Perhaps the best way to describe a vintage Lancia is as the ultimate connoisseur’s car. It is a car that one owns not for the image it projects to others, but for the experience it offers its owner. At the core of the company were two critical pillars: technical innovation and build quality. As far back as the years before World War I, Lancia distinguished itself on these axes, bringing the world’s first integrated electrical system in an automobile (1913), the first unitary body (in 1922 in a car which also had independent front suspension!), the first 5-speed gearbox (1948), the first V6 (1950), the first V4, and many other innovations. These cars were objectively expensive for the performance they offered, but the quality of engineering and construction left them essentially without peer for buyers who could appreciate these characteristics. For everyone else, they were a tough sell and this ultimately led to Fiat taking the company over in 1969.

Much of the company’s history was characterized by financial troubles, and in the 1950s, these were quite acute. The Lancia family watched the company lose considerable sums, resulting from poor sales performance of their Appia and Aurelia models, as well as a costly racing program which was abruptly terminated in May 1955, three days after Alberto Ascari lost his life in an accident at Monza driving a Lancia D50 Grand Prix car. The Lancia family ultimately sold their shares to Carlo Pesenti, a wealthy industrialist who had made his fortune in construction and cement, a process which occurred between 1955 and 1959. Pesenti tended to prefer the engineers with extensive theoretical education, and consequently gravitated toward Lancia’s new Technical Director Antonio Fessia, who had been intimately involved in the creation of Fiat’s wildly successful Topolino (500) and subsequently championed the front-wheel-drive F11 sedan powered by a horizontally-opposed four cylinder engine which was intended to be produced by CEMSA in the second half of the 1940s before they went out of business.

Fessia arrived at Lancia in March of 1955, and it wasn’t long before he was able to dust off the ideas behind the stillborn F11 to introduce a new midsize car to slot between the 1.1 liter Appia and the 2.5 liter Flaminia. Initially produced in 1.5 liter and later 1.8 and 2.0 liter forms, the new model was called the Flavia and featured front wheel drive and a horizontally-opposed four cylinder engine, just like the F11. The car also employed unitary construction and four wheel disc brakes, making it one of Italy’s most sophisticated cars when it was introduced at the Turin Motor Show in 1960.

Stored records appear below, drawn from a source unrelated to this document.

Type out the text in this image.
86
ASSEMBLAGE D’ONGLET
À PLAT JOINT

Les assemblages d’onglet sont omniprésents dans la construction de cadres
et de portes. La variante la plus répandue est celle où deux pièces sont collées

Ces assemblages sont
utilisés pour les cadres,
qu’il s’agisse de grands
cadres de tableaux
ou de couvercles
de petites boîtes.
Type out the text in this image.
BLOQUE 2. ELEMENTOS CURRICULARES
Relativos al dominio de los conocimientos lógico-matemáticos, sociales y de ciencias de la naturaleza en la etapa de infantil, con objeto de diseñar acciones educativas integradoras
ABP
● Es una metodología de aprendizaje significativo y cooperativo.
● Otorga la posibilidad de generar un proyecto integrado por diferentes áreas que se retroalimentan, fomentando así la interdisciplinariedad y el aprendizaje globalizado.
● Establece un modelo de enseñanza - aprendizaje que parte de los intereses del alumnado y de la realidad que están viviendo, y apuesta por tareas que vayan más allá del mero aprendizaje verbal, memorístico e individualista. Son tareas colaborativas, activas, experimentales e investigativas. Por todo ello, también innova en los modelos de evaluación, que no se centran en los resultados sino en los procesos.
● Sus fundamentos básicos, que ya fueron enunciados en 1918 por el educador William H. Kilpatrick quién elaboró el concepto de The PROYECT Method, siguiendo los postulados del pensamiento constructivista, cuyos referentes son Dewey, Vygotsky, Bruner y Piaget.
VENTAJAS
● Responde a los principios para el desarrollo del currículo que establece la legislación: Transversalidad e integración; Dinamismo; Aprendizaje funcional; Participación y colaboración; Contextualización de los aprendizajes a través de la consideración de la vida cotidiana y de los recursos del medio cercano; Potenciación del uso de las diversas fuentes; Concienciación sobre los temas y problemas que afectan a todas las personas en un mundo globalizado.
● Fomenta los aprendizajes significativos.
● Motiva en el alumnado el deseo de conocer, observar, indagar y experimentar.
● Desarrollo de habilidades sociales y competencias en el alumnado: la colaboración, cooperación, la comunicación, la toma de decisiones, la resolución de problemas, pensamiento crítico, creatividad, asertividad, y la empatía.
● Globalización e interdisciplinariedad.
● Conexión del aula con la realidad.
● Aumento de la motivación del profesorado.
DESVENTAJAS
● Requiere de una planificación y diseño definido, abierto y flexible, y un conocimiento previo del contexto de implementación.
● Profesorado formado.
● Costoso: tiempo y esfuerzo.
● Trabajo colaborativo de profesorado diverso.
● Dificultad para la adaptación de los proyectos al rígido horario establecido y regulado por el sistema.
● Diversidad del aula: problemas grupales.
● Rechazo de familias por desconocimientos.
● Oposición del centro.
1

Initially available as a square-rigged saloon, a coupe version of the Flavia was added in 1962, which featured a Pininfarina-designed body that looked rather like a smaller version of Ferrari’s handsome 250 GTE 2+2. It was tuned for a bit more power and embodied all of the traditional Lancia values of good road holding, innovative engineering, and superb build quality. Like its smaller sibling, the Appia, the Flavia showed buyers that a small car need not be a cheap car.

According to the car’s included libretto, it remained with its first owner until November of 2006. A short time later, the car’s current owner acquired it in Italy and imported it to Northern California, where it has remained since. It is extremely well-preserved and is believed to retain both its original paint and interior. Maintained by Jaan Hjorth and Rene Weigand of Burlingame Motors, the car is extremely well-sorted mechanically. Cosmetically, it has a charming patina but is also remarkably crisp in its presentation for an unrestored car of this age. The paint shows some oxidation and the chrome a bit of dullness, but the overall condition is impressive.

It runs and drives well, starting easily hot or cold. The engine carburates well, with good throttle response and is smooth throughout the rev range. The clutch takes up with a bit of judder but it is otherwise difficult to fault the driveline; the synchromesh works smoothly even from cold. The brakes are effective and confidence-inspiring, and the unassisted steering light, feelsome, and precise. It rides well, displaying good body control, and there is a light, athletic feel to the driving experience that is both coherent and rewarding. Every interface point with the car, whether it’s the feel of the steering or the noise of the shutting door speaks to the standards to which the car was engineered and built.